Merrill, AIG and Washington Mutual, the biggest savings and loan institution -- which was the subject of conflicting reports Friday about whether it was in advanced talks for a sale to JPMorgan -- all face similar problems.
They have all held large amounts of real-estate related assets that have fallen sharply in value. Shares of all three lost more than one-third of their value last week. (Pimco's El-Erian discusses the financial fallout in the video).
The perception is that the losses they have disclosed are far from enough, and that they will have difficulty in raising new capital.
One of the catalysts for this weekend's events was the stance of U.S. Treasury Secretary Henry Paulson. He was strongly opposed to using government money in any deal aimed at resolving the Lehman crisis.
The lack of such government guarantees was the main reason Barclays decided to exit the negotiations to buy Lehman, according to a person familiar with the matter.
Emergency Sunday Trading Session
An emergency trading session was set between dealers with Lehman Brothers counterparty risk involved credit, equity, rates, foreign exchange and commodity derivatives, the International Swaps and Derivatives Association said.
"This is an extremely, and I stress extremely, rare event. It also speaks to the more general notion that, in today's highly disrupted financial markets, the unthinkable is thinkable," said Mohamed El-Erian, CEO of Pimco, the world's biggest bond fund.
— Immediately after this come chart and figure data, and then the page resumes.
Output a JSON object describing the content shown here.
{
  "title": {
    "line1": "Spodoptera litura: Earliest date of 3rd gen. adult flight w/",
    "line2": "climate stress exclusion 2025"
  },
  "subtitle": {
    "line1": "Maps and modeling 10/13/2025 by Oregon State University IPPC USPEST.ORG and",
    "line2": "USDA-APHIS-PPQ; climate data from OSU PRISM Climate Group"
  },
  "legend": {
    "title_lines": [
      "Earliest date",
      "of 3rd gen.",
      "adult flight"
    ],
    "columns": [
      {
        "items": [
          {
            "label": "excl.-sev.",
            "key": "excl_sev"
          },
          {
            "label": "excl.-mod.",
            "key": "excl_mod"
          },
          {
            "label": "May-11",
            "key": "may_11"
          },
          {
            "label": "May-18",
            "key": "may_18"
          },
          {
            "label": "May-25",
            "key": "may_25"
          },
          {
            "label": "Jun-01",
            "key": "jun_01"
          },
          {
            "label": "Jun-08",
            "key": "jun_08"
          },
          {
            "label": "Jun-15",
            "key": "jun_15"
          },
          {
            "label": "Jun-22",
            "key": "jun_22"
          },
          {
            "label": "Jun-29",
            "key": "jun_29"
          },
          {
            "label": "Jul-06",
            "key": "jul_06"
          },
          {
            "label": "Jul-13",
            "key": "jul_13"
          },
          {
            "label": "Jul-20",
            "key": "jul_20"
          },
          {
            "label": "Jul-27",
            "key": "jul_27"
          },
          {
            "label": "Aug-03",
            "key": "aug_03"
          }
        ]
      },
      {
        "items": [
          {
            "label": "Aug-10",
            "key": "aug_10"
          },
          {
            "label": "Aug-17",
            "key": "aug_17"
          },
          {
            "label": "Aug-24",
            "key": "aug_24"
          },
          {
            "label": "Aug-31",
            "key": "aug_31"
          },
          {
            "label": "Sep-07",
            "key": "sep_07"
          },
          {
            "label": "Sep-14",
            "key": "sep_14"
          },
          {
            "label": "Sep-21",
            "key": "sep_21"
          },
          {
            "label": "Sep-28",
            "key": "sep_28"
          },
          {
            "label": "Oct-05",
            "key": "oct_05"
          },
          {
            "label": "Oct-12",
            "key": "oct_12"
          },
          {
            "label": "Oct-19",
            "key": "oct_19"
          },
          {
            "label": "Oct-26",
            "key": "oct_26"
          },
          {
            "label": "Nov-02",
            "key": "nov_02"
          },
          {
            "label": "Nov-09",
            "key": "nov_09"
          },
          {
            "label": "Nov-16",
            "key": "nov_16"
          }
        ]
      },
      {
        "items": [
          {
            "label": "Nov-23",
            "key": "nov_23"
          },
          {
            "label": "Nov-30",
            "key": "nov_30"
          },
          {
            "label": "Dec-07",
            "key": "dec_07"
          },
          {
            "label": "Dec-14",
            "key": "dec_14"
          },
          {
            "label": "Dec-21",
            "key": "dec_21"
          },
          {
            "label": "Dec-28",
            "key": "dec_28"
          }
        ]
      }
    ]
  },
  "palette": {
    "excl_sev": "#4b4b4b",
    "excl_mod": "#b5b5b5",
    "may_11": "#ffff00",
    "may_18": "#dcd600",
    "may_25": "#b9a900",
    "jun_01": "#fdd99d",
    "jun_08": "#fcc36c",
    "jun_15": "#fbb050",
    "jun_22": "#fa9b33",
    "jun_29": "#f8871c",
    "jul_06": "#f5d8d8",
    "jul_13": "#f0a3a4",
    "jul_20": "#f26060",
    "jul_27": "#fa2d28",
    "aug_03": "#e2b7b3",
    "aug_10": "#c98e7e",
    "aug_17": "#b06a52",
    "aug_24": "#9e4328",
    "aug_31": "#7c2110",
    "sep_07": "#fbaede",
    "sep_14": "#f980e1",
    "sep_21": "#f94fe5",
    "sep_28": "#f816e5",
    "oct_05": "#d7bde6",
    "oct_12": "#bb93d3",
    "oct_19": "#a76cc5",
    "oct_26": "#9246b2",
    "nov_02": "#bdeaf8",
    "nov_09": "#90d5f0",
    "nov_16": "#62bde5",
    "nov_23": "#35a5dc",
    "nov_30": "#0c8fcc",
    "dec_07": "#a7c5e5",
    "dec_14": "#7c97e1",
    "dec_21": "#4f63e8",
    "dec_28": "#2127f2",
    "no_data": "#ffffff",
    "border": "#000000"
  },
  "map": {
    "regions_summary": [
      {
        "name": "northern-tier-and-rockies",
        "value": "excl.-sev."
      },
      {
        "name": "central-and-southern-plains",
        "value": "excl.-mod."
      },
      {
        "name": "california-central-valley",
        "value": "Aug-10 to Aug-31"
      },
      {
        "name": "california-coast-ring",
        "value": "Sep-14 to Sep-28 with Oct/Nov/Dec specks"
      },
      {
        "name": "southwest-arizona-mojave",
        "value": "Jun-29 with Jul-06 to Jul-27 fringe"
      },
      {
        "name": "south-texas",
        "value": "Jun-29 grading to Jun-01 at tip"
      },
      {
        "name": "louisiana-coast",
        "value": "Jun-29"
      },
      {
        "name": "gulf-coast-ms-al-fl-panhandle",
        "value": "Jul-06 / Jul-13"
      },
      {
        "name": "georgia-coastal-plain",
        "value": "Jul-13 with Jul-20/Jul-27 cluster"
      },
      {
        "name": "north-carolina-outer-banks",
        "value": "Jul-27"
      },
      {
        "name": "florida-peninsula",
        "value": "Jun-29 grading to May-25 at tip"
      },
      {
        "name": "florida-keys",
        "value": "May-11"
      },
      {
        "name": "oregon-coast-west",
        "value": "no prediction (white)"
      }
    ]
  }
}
Market sources said the special session was initiated by the Federal Reserve, with the aim of reducing risk associated with a potential bankruptcy filing by Lehman Brothers.
"Trades are contingent on a bankruptcy filing at or before 11:59 p.m. New York time Sunday," said the statement. "If there is no filing, the trades cease to exist."
The special session "is a way to offset the risk between the remaining large banks and insurance companies and fund managers prior to the markets opening in Asia," said Mark Grant, managing director of structured finance at Southwest Securities, based in Dallas.
Grant is expecting a turbulent session when the U.S. markets reopen for business on Monday.
"The market is going to be spooked. People will be fearful and no one outside a very small group of people knows what Lehman going into liquidation will mean."
Lehman's bankruptcy marks an ignominious end to a once-proud firm, founded by cotton-trading German immigrants 158 years ago. It would also badly tarnish the reputation of CEO Dick Fuld, who has insisted that his firm could work through its problems to survive as an independent entity.
Former Federal Reserve Chairman Alan Greenspan said Sunday he suspected "we will see other major financial firms fail," but added that this did not need to be a problem. "It depends on how it is handled and how the liquidations take place," Greenspan told the ABC program "This Week." "And indeed we shouldn't try to protect every single institution.
The ordinary course of financial change has winners and losers." Hundreds of Lehman employees went into the office on Sunday to clear desks and pack personal belongings, according to an employee.
Many even opted to say their farewells with one last office soiree. "We are having pizza and beer," said one Lehman employee, who declined to be identified.
The news on Sunday was a huge hit to an already wounded financial jobs market, and a dent to New York's claim to be the pre-eminent world financial center.
Headhunters and consultants said the talent-flush U.S. market -- which has shed more than 100,000 financial-sector jobs this year -- must now brace for up to 50,000 more.